La médica infectóloga Cristina Euliarte advirtió que la baja en las coberturas de vacunación abre la puerta a la reaparición de la enfermedad. “Desde el año 85 estábamos prácticamente tranquilos con esto, pero desde la pandemia y también por otras razones, lo que pasó es que se dejó de hacer las vacunas como corresponde”, señaló.
Explicó que el país contaba con alrededor de un 90% de cobertura. “¿Qué significa eso? Que la mayoría de los chicos estaban bien vacunados y protegidos contra la enfermedad. Al dejar de vacunarse empezamos a perder esa cobertura y actualmente estamos en un 85% para la primera dosis”, detalló.
La situación es más preocupante en la segunda aplicación. “Para estar protegido contra el sarampión tenemos que tener dos dosis. En la segunda dosis estamos alrededor del 45%. Es bajísima, entonces tenemos una gran cantidad de niños que no están protegidos contra el sarampión”, afirmó.
Cambios en el esquema de vacunación
Euliarte explicó que la primera dosis se aplica al año de vida y que se modificó la edad de la segunda dosis para acelerar la protección. “La primera dosis siempre es al año de vida. La segunda dosis se va a poner para los chicos que nacieron antes del 30 de junio del 2024 cuando cumplan 5 años. Los nacidos a partir del primero de julio del 2024 van a ponerse la segunda dosis a los 18 meses”, precisó.

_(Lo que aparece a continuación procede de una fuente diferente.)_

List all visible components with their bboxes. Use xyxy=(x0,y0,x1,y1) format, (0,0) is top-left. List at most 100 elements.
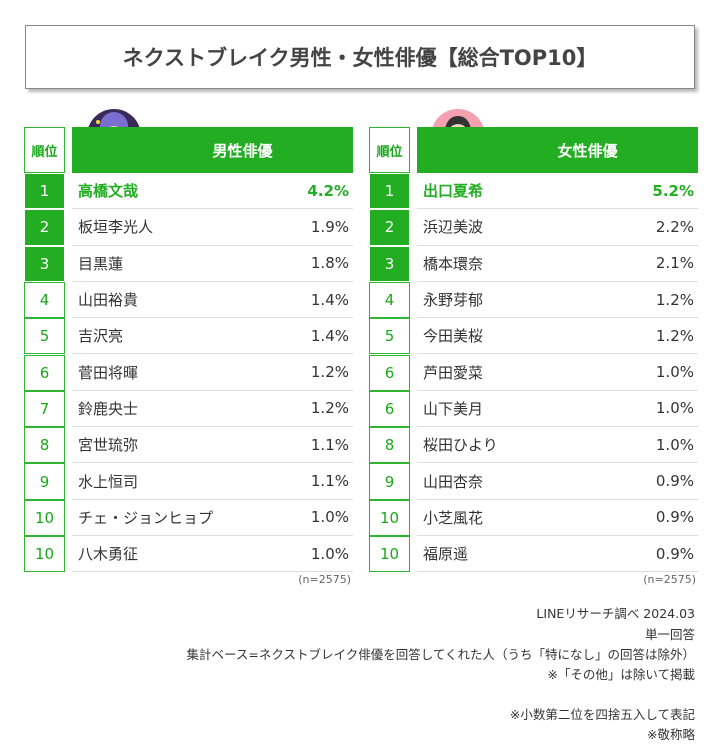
table-row: 八木勇征 1.0% xyxy=(72,536,353,573)
table-row: 浜辺美波 2.2% xyxy=(417,209,698,246)
rank-cell: 2 xyxy=(24,209,65,246)
percent: 4.2% xyxy=(307,181,349,200)
name: 永野芽郁 xyxy=(423,291,484,310)
name: 水上恒司 xyxy=(78,472,139,491)
table-row: 山田裕貴 1.4% xyxy=(72,282,353,319)
table-row: 出口夏希 5.2% xyxy=(417,173,698,210)
name: 菅田将暉 xyxy=(78,363,139,382)
percent: 1.2% xyxy=(655,326,694,345)
name: 福原遥 xyxy=(423,545,469,564)
rank-cell: 4 xyxy=(24,281,65,319)
note: 単一回答 xyxy=(644,627,695,642)
name: 山田杏奈 xyxy=(423,472,484,491)
name: 山下美月 xyxy=(423,399,484,418)
table-row: 永野芽郁 1.2% xyxy=(417,282,698,319)
note: ※「その他」は除いて掲載 xyxy=(547,667,695,682)
percent: 1.4% xyxy=(310,290,349,309)
rank-cell: 8 xyxy=(369,427,410,464)
title: ネクストブレイク男性・女性俳優【総合TOP10】 xyxy=(25,25,695,89)
rank-cell: 4 xyxy=(369,281,410,319)
name: 小芝風花 xyxy=(423,508,484,527)
percent: 0.9% xyxy=(655,472,694,491)
name: 出口夏希 xyxy=(423,182,484,201)
name: 今田美桜 xyxy=(423,327,484,346)
table-row: 山田杏奈 0.9% xyxy=(417,463,698,500)
name: 高橋文哉 xyxy=(78,182,139,201)
sample-size: (n=2575) xyxy=(643,573,696,586)
rank-cell: 8 xyxy=(24,427,65,464)
percent: 1.1% xyxy=(310,472,349,491)
note: 集計ベース=ネクストブレイク俳優を回答してくれた人（うち「特になし」の回答は除外… xyxy=(186,647,695,662)
percent: 0.9% xyxy=(655,544,694,563)
rank-cell: 10 xyxy=(24,536,65,573)
table-row: 目黒蓮 1.8% xyxy=(72,246,353,282)
name: 浜辺美波 xyxy=(423,218,484,237)
table-row: 芦田愛菜 1.0% xyxy=(417,355,698,391)
table-row: 水上恒司 1.1% xyxy=(72,463,353,500)
percent: 5.2% xyxy=(652,181,694,200)
name: 桜田ひより xyxy=(423,436,498,455)
percent: 1.2% xyxy=(310,399,349,418)
rank-cell: 10 xyxy=(369,499,410,536)
table-row: 鈴鹿央士 1.2% xyxy=(72,391,353,428)
percent: 1.0% xyxy=(310,544,349,563)
name: 八木勇征 xyxy=(78,545,139,564)
rank-cell: 6 xyxy=(369,354,410,391)
percent: 2.1% xyxy=(655,254,694,273)
percent: 1.1% xyxy=(310,435,349,454)
name: 橋本環奈 xyxy=(423,254,484,273)
percent: 1.2% xyxy=(310,363,349,382)
note: LINEリサーチ調べ 2024.03 xyxy=(536,606,695,621)
rank-cell: 3 xyxy=(369,245,410,282)
table-row: 高橋文哉 4.2% xyxy=(72,173,353,210)
sample-size: (n=2575) xyxy=(298,573,351,586)
rank-cell: 10 xyxy=(369,536,410,573)
percent: 1.8% xyxy=(310,254,349,273)
name: 目黒蓮 xyxy=(78,254,124,273)
rank-header: 順位 xyxy=(369,127,410,173)
name: 鈴鹿央士 xyxy=(78,399,139,418)
table-row: チェ・ジョンヒョプ 1.0% xyxy=(72,500,353,536)
table-row: 菅田将暉 1.2% xyxy=(72,355,353,391)
percent: 2.2% xyxy=(655,217,694,236)
rank-cell: 3 xyxy=(24,245,65,282)
table-row: 板垣李光人 1.9% xyxy=(72,209,353,246)
name: 山田裕貴 xyxy=(78,291,139,310)
name: 板垣李光人 xyxy=(78,218,154,237)
table-row: 福原遥 0.9% xyxy=(417,536,698,573)
rank-cell: 9 xyxy=(24,463,65,500)
table-row: 吉沢亮 1.4% xyxy=(72,318,353,355)
table-row: 山下美月 1.0% xyxy=(417,391,698,428)
percent: 1.9% xyxy=(310,217,349,236)
rank-cell: 1 xyxy=(24,173,65,210)
rank-cell: 9 xyxy=(369,463,410,500)
name: チェ・ジョンヒョプ xyxy=(78,508,214,527)
rank-cell: 5 xyxy=(369,318,410,355)
column-header: 男性俳優 xyxy=(72,127,353,173)
table-row: 橋本環奈 2.1% xyxy=(417,246,698,282)
rank-cell: 1 xyxy=(369,173,410,210)
footnote: ※敬称略 xyxy=(647,727,695,742)
percent: 1.4% xyxy=(310,326,349,345)
rank-cell: 5 xyxy=(24,318,65,355)
rank-cell: 2 xyxy=(369,209,410,246)
rank-cell: 6 xyxy=(369,390,410,428)
name: 宮世琉弥 xyxy=(78,436,139,455)
table-row: 小芝風花 0.9% xyxy=(417,500,698,536)
rank-cell: 6 xyxy=(24,354,65,391)
percent: 1.2% xyxy=(655,290,694,309)
footnote: ※小数第二位を四捨五入して表記 xyxy=(509,707,695,722)
rank-cell: 7 xyxy=(24,390,65,428)
table-row: 桜田ひより 1.0% xyxy=(417,427,698,464)
table-row: 今田美桜 1.2% xyxy=(417,318,698,355)
table-row: 宮世琉弥 1.1% xyxy=(72,427,353,464)
name: 芦田愛菜 xyxy=(423,363,484,382)
percent: 1.0% xyxy=(655,399,694,418)
name: 吉沢亮 xyxy=(78,327,124,346)
rank-header: 順位 xyxy=(24,127,65,173)
percent: 1.0% xyxy=(655,435,694,454)
percent: 1.0% xyxy=(655,363,694,382)
percent: 1.0% xyxy=(310,508,349,527)
rank-cell: 10 xyxy=(24,499,65,536)
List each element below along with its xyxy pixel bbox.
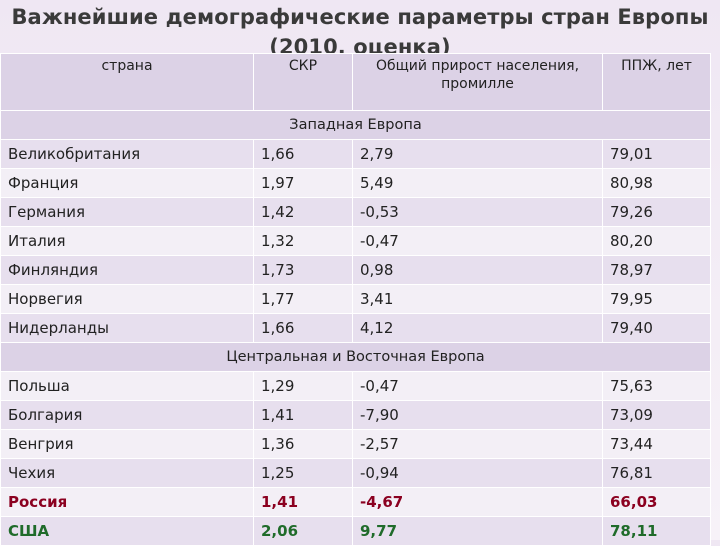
section-title: Центральная и Восточная Европа xyxy=(0,342,711,372)
table-row: Италия 1,32 -0,47 80,20 xyxy=(0,226,711,256)
table-row: Норвегия 1,77 3,41 79,95 xyxy=(0,284,711,314)
skr-cell: 1,29 xyxy=(253,371,353,401)
table-row: Болгария 1,41 -7,90 73,09 xyxy=(0,400,711,430)
country-cell: Великобритания xyxy=(0,139,254,169)
country-cell: Норвегия xyxy=(0,284,254,314)
life-expectancy-cell: 73,09 xyxy=(602,400,711,430)
life-expectancy-cell: 80,20 xyxy=(602,226,711,256)
skr-cell: 1,66 xyxy=(253,139,353,169)
country-cell: Венгрия xyxy=(0,429,254,459)
title-line-1: Важнейшие демографические параметры стра… xyxy=(11,5,709,29)
table-row: Франция 1,97 5,49 80,98 xyxy=(0,168,711,198)
section-title: Западная Европа xyxy=(0,110,711,140)
skr-cell: 1,66 xyxy=(253,313,353,343)
table-row: Чехия 1,25 -0,94 76,81 xyxy=(0,458,711,488)
column-header-country: страна xyxy=(0,53,254,111)
growth-cell: -0,47 xyxy=(352,226,603,256)
growth-cell: -4,67 xyxy=(352,487,603,517)
country-cell: Италия xyxy=(0,226,254,256)
skr-cell: 1,36 xyxy=(253,429,353,459)
page-title: Важнейшие демографические параметры стра… xyxy=(0,2,720,62)
life-expectancy-cell: 79,26 xyxy=(602,197,711,227)
country-cell: Польша xyxy=(0,371,254,401)
country-cell: Франция xyxy=(0,168,254,198)
table-row: США 2,06 9,77 78,11 xyxy=(0,516,711,546)
skr-cell: 1,42 xyxy=(253,197,353,227)
column-header-growth: Общий прирост населения, промилле xyxy=(352,53,603,111)
column-header-life-expectancy: ППЖ, лет xyxy=(602,53,711,111)
column-header-skr: СКР xyxy=(253,53,353,111)
life-expectancy-cell: 79,40 xyxy=(602,313,711,343)
life-expectancy-cell: 73,44 xyxy=(602,429,711,459)
life-expectancy-cell: 66,03 xyxy=(602,487,711,517)
growth-cell: 2,79 xyxy=(352,139,603,169)
country-cell: США xyxy=(0,516,254,546)
country-cell: Финляндия xyxy=(0,255,254,285)
country-cell: Германия xyxy=(0,197,254,227)
country-cell: Нидерланды xyxy=(0,313,254,343)
growth-cell: 0,98 xyxy=(352,255,603,285)
life-expectancy-cell: 76,81 xyxy=(602,458,711,488)
country-cell: Россия xyxy=(0,487,254,517)
growth-cell: -0,47 xyxy=(352,371,603,401)
section-header-row: Центральная и Восточная Европа xyxy=(0,342,711,372)
table-row: Польша 1,29 -0,47 75,63 xyxy=(0,371,711,401)
life-expectancy-cell: 79,01 xyxy=(602,139,711,169)
table-row: Великобритания 1,66 2,79 79,01 xyxy=(0,139,711,169)
country-cell: Чехия xyxy=(0,458,254,488)
skr-cell: 1,77 xyxy=(253,284,353,314)
demographics-table: страна СКР Общий прирост населения, пром… xyxy=(0,53,711,546)
table-row: Россия 1,41 -4,67 66,03 xyxy=(0,487,711,517)
section-header-row: Западная Европа xyxy=(0,110,711,140)
skr-cell: 1,41 xyxy=(253,400,353,430)
growth-cell: -7,90 xyxy=(352,400,603,430)
growth-cell: -0,94 xyxy=(352,458,603,488)
life-expectancy-cell: 80,98 xyxy=(602,168,711,198)
life-expectancy-cell: 78,11 xyxy=(602,516,711,546)
table-row: Германия 1,42 -0,53 79,26 xyxy=(0,197,711,227)
skr-cell: 1,41 xyxy=(253,487,353,517)
growth-cell: 4,12 xyxy=(352,313,603,343)
life-expectancy-cell: 78,97 xyxy=(602,255,711,285)
skr-cell: 1,97 xyxy=(253,168,353,198)
skr-cell: 2,06 xyxy=(253,516,353,546)
country-cell: Болгария xyxy=(0,400,254,430)
growth-cell: 3,41 xyxy=(352,284,603,314)
skr-cell: 1,25 xyxy=(253,458,353,488)
skr-cell: 1,32 xyxy=(253,226,353,256)
table-header-row: страна СКР Общий прирост населения, пром… xyxy=(0,53,711,111)
table-row: Нидерланды 1,66 4,12 79,40 xyxy=(0,313,711,343)
life-expectancy-cell: 79,95 xyxy=(602,284,711,314)
skr-cell: 1,73 xyxy=(253,255,353,285)
growth-cell: -2,57 xyxy=(352,429,603,459)
table-row: Финляндия 1,73 0,98 78,97 xyxy=(0,255,711,285)
growth-cell: 5,49 xyxy=(352,168,603,198)
life-expectancy-cell: 75,63 xyxy=(602,371,711,401)
table-row: Венгрия 1,36 -2,57 73,44 xyxy=(0,429,711,459)
growth-cell: 9,77 xyxy=(352,516,603,546)
growth-cell: -0,53 xyxy=(352,197,603,227)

“Con esto tratamos de adelantar la vacunación para que los chicos estén más rápidamente protegidos”, agregó.
En relación al caso confirmado, indicó que no se conocen todos los detalles, pero remarcó la importancia de la inmunización en adultos. “La vacuna se puede poner en el adulto, el adulto tiene que tener dos vacunas. Para estar bien protegidos, los adultos tienen que tener dos dosis de vacuna”, sostuvo.
Recordó que quienes no tengan el esquema completo pueden concurrir a cualquier vacunatorio para recibir asesoramiento. “Si los adultos tienen dos dosis están bien protegidos, la enfermedad no se va a introducir entre nosotros”, señaló.
Cómo se manifiesta y cómo se contagia
La infectóloga describió el cuadro clínico en personas no vacunadas. “El sarampión es una enfermedad con mucha fiebre, comienza con fiebre de 40 grados con aparición de una erupción en la piel que aparece generalmente detrás de los lóbulos de la oreja y se disemina por toda la cara”, explicó.
Detalló que el primer día afecta cara y cuello, el segundo se extiende al tórax y el tercero a los miembros inferiores. “Esos tres días el paciente tiene fiebre altísima, 39 o 40 grados. Eso va acompañado de rinitis, mucho moco nasal, dolor de garganta y mucha fiebre”, indicó.
Advirtió que puede haber complicaciones como deshidratación u otitis y que, tras unos seis o siete días, la fiebre desciende y la erupción comienza a desaparecer con descamación de la piel.
También subrayó el alto nivel de contagiosidad. “Es muy contagioso, porque se contagia por el movimiento del aire. El paciente puede ir a una guardia, está tosiendo, el virus queda suspendido en el aire por una hora o dos horas”, explicó.
En ese sentido, recordó que el período de incubación es largo y que, ante la detección de un caso, se realiza vacunación de bloqueo para limitar el foco. Sin embargo, advirtió que cuando los casos no se consultan a tiempo, la transmisión puede extenderse sin ser detectada, como ocurrió en brotes anteriores.
“La ventaja que uno tiene con el sarampión es que si aparece un caso en un determinado barrio, uno rápidamente lo detecta y comienza la vacunación de todos los que no tengan la vacunación completa”, concluyó.